How Does Shady Nook Compare to Other Indiana Nursing Homes?

Compared to the 100 nursing homes in Indiana, SHADY NOOK CARE CENTER's overall rating (3 stars) is below the state average of 3.1, staff turnover (53%) is near the state average of 46%, and health inspection rating (3 stars) is at the national benchmark.

What Should Families Ask When Visiting Shady Nook?

Based on this facility's data, families visiting should ask: "Can you walk me through typical staffing levels on day, evening, and night shifts?" "Can I visit during a mealtime to observe dining assistance and food quality?" "How do you handle medical emergencies, and what is your hospital transfer rate?" "Can I speak with family members of current residents about their experience?" These questions are particularly relevant given the below-average staffing rating.

Is Shady Nook Safe?

Based on CMS inspection data, SHADY NOOK CARE CENTER has a clean safety record: no substantiated abuse findings (meaning no confirmed cases of resident harm), no Immediate Jeopardy citations (the most serious violation level indicating risk of serious injury or death), and is not on the Special Focus Facility watch list (a federal program monitoring the lowest-performing 1% of nursing homes). The facility has a 3-star overall rating and ranks #100 of 100 nursing homes in Indiana. While no facility is perfect, families should still ask about staff-to-resident ratios and recent inspection results during their visit.
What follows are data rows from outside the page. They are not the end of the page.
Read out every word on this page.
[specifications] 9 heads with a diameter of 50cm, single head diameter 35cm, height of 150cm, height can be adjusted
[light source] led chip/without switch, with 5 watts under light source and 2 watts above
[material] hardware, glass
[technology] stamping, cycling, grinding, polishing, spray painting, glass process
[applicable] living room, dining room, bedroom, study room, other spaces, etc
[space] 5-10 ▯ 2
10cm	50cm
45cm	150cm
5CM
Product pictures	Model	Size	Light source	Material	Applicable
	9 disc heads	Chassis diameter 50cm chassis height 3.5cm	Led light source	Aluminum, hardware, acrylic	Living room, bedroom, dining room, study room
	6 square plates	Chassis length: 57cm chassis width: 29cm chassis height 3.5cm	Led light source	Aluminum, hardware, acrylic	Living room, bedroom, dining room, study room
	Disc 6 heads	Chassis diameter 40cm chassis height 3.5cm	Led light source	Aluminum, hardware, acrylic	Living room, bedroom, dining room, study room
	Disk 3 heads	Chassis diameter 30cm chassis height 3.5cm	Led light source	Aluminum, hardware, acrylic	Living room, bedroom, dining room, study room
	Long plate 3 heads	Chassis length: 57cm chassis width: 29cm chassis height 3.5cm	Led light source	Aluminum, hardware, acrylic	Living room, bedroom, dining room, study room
Do Nurses at Shady Nook Stick Around?

SHADY NOOK CARE CENTER has a staff turnover rate of 53%, which is 7 percentage points above the Indiana average of 46%. Moderate turnover is common in nursing homes, but families should still ask about staff tenure and how the facility maintains care continuity when employees leave.

Was Shady Nook Ever Fined?

SHADY NOOK CARE CENTER has no federal fines on record. CMS issues fines when nursing homes fail to meet care standards or don't correct problems found during inspections. The absence of fines suggests the facility has either maintained compliance or corrected any issues before penalties were assessed. This is a positive indicator, though families should still review recent inspection reports for the full picture.

Is Shady Nook on Any Federal Watch List?

SHADY NOOK CARE CENTER is not on any federal watch list. The most significant is the Special Focus Facility (SFF) program, which identifies the bottom 1% of nursing homes nationally based on persistent, serious quality problems. Not being on this list means the facility has avoided the pattern of deficiencies that triggers enhanced federal oversight. This is a positive indicator, though families should still review the facility's inspection history directly.